Tuesday, April 10, 2007

Adam P. Kennedy dies of injuries from indirect enemy fire

Army Sgt. Adam Kennedy, a rock climbing enthusiast and Norwich University graduate who began his first tour of duty in Iraq last fall, was killed by a blast from an improvised explosive device south of Baghdad.

Kennedy, 25, was killed Sunday when his unit was hit with indirect fire while conducting combat control near Diwaniyah, Iraq, said Army spokesman Capt. Richard C. Hyde.

Hyde also announced the death of another Fort Richardson, Alaska, paratrooper, killed Monday when his unit was hit with indirect fire while working at an Iraqi police station in Karmah, Iraq.
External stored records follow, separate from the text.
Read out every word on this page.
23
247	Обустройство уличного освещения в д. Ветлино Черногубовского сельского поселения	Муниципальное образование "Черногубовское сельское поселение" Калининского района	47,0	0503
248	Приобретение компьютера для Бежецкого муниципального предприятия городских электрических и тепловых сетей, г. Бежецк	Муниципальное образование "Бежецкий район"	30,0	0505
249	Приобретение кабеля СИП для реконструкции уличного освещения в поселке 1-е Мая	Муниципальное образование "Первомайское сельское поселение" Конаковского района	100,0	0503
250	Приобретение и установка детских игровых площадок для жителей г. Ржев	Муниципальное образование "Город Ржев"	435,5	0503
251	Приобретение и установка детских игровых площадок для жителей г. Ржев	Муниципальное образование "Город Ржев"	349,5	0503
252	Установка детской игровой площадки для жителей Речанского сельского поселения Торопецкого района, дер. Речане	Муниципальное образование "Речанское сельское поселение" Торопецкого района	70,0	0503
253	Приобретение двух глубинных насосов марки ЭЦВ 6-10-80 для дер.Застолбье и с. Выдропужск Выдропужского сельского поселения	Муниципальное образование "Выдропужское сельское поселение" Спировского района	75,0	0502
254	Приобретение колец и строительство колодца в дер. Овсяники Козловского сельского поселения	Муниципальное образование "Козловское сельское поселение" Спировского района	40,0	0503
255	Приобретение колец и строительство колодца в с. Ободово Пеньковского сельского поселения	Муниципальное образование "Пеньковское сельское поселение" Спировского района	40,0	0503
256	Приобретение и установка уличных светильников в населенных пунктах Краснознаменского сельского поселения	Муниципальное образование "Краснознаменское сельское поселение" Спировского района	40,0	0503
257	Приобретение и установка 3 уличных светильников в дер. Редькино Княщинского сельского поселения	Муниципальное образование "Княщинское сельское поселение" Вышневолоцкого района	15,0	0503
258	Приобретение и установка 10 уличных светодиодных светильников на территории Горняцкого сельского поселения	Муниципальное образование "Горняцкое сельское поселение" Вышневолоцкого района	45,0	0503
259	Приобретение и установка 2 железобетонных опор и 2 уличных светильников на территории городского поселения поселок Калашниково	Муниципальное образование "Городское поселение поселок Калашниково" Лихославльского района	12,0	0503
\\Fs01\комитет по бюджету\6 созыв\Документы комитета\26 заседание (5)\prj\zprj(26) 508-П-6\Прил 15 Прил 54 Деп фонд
That soldier's identity has not been released.

Kennedy, of Norfolk, Mass., was an infantryman who joined the Army in August 2004 and was assigned to Fort Richardson in January 2005.

Kennedy's family members did not immediately know any additional details of the circumstances of Sunday's attack, his father, David Kennedy, and mother, Nancy Smyth, said by telephone from the family home in Norfolk.

Kennedy, 25, served in the 4th Brigade Combat Team, 25th Infantry Division based in Fort Richardson and was sent to his first tour in Iraq in October.

"His lifelong ambition was to be in the military," his father said. "He really loved the discipline, and the physical conditioning."

Kennedy's unit provided security for an Army colonel, clearing hidden explosives and otherwise ensuring safe passage for convoys. The work frequently put Kennedy's unit in danger - a reality that became clear to his family when he returned for a 10-day leave late last year.

"He was obviously subdued, and changed by the danger," his father said.

David Kennedy said his son telephoned him last Thursday and told him he would be on special duty requiring him to be out of contact for about a month.

Despite the risks, Kennedy in December made a commitment to remain with the Army for another six years, his father said.

Kennedy, who was single, graduated from Xaverian Brothers High School in Westwood in 2000. He graduated from Norwich University, a private military college in Northfield, Vt., in 2004, majoring in computer science, according to a statement from the university.

At Norwich, he spent time away from his studies rock-climbing in the Green Mountains, and participated in a cold weather rescue team, his parents said.

Although he had little background as a runner, he last year finished a marathon during a break from military training in Alaska.

"He ran a respectable time his first time out," his father said.